NEW PAPER ON HOW TO CLEAN AND VALIDATE YOUR DATA The SOA's Committee on Life Insurance Research and LIMRA have just completed its study on data quality and released a new paper providing an overview of the data cleansing and validation role specific to the life insurance experience study process. Authored by Cathy Ho and Danielle Brancard of LIMRA, discussions in this paper include common data errors, likely causes of these errors, methods for detecting these errors and possible solutions. While the examples and techniques are focused on life insurance, most can be easily translated for use with other insurance products.

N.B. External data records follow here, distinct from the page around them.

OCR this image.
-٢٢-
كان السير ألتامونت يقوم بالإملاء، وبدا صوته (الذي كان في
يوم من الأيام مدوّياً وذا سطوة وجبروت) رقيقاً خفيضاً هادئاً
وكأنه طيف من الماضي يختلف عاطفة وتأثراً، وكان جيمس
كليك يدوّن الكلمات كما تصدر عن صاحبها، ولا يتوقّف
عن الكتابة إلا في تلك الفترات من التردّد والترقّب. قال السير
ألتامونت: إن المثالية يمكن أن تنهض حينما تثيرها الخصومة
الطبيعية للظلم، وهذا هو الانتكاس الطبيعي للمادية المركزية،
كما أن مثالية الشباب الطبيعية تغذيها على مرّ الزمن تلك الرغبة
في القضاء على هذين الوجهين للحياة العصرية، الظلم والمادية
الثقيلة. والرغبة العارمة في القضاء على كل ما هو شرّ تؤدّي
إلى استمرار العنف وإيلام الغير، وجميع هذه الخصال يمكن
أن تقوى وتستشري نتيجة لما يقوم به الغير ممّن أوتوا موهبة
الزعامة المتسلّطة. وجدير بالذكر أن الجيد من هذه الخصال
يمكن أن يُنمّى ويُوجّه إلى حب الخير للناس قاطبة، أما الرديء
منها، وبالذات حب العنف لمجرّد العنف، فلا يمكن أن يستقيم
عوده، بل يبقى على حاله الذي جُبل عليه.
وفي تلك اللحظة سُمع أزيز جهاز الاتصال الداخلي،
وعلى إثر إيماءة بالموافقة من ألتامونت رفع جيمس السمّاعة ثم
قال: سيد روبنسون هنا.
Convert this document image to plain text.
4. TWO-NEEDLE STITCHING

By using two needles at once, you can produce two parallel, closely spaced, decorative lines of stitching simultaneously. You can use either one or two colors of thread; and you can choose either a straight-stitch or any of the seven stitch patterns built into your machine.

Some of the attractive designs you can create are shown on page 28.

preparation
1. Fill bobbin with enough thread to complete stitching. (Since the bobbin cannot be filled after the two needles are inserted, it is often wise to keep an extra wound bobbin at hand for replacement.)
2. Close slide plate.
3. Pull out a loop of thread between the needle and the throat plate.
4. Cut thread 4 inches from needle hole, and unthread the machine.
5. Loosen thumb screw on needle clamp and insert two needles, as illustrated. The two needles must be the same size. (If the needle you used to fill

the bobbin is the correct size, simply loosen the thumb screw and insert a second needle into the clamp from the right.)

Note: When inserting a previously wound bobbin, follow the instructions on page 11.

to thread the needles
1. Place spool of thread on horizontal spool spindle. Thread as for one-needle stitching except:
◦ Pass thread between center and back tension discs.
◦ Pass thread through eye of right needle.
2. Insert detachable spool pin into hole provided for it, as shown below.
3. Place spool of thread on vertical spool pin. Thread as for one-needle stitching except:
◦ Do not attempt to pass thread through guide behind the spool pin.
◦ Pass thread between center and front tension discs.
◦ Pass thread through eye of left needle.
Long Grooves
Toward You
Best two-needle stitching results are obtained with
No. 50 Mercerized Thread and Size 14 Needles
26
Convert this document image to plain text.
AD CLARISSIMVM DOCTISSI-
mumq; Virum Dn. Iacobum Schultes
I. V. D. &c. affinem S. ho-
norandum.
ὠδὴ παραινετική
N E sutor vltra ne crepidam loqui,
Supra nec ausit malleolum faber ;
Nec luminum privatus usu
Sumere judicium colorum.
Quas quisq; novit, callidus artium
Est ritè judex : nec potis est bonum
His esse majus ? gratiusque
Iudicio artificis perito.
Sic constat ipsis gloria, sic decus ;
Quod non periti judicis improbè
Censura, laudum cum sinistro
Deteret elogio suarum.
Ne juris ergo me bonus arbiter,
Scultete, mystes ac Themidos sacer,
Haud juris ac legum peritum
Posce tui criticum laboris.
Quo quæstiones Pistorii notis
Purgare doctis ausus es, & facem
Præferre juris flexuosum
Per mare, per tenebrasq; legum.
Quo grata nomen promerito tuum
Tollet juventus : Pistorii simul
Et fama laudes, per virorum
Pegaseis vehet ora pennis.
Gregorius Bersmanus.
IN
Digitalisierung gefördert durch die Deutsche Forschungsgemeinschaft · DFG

THE FINANCIAL RECOVERY FOR RETIREES CONTINUES To measure the effects of the dramatic financial downturn on retirees' finances, the Society of Actuaries (SOA), LIMRA, and the International Foundation for Retirement Education (InFRE) have followed up with the respondents to the 2008 study, Will Retirement Assets Last a Lifetime? In 2009 and again in 2011, the three organizations investigated how these same respondents have been reacting to the long-term effects of the 2008 market downturn and the continuing financial situation. The 2011 study, The Financial Recovery for Retirees Continues, was fielded in June 2011 and explores the attitudes of 461 retirees who were in the original 2008 and 2009 studies. The results are contrasted with those of the two prior studies.
SYED MEHMUD WINS COMPLEXITY CALL FOR MODELS CONTEST Syed Mehmud of Wakely Consulting Group has been chosen the winner of the Health Section's recent contest that invited submissions of a model that applied complexity science to an aspect of the health care system. Mehmud's model explored how complexity science can be applied to health care exchanges, an important aspect of recent health care reform legislation. In reviewing the model, members of the review team noted the work's both educational and experimental nature. The model and supporting documentation are available for download.
2011 UL WITH SECONDARY GUARANTEES SURVEY REPORT NOW AVAILABLE The Joint Risk Management Section, for many years, has been involved in efforts to develop better estimates of policyholder behavior in the tail (PBITT). The mission of the PBITT working group is to examine and ultimately give guidance to actuaries on how to set policyholder assumptions in extreme scenarios. As part of its work, the PBITT working group has issued several surveys gathering a range of assumptions actuaries use in pricing, reserving, and risk management of UL with Secondary Guarantees. The results of the 2011 survey, which were drafted by Stephen Hodges, Brian Grinnell and Mark Bergstrom, are now available.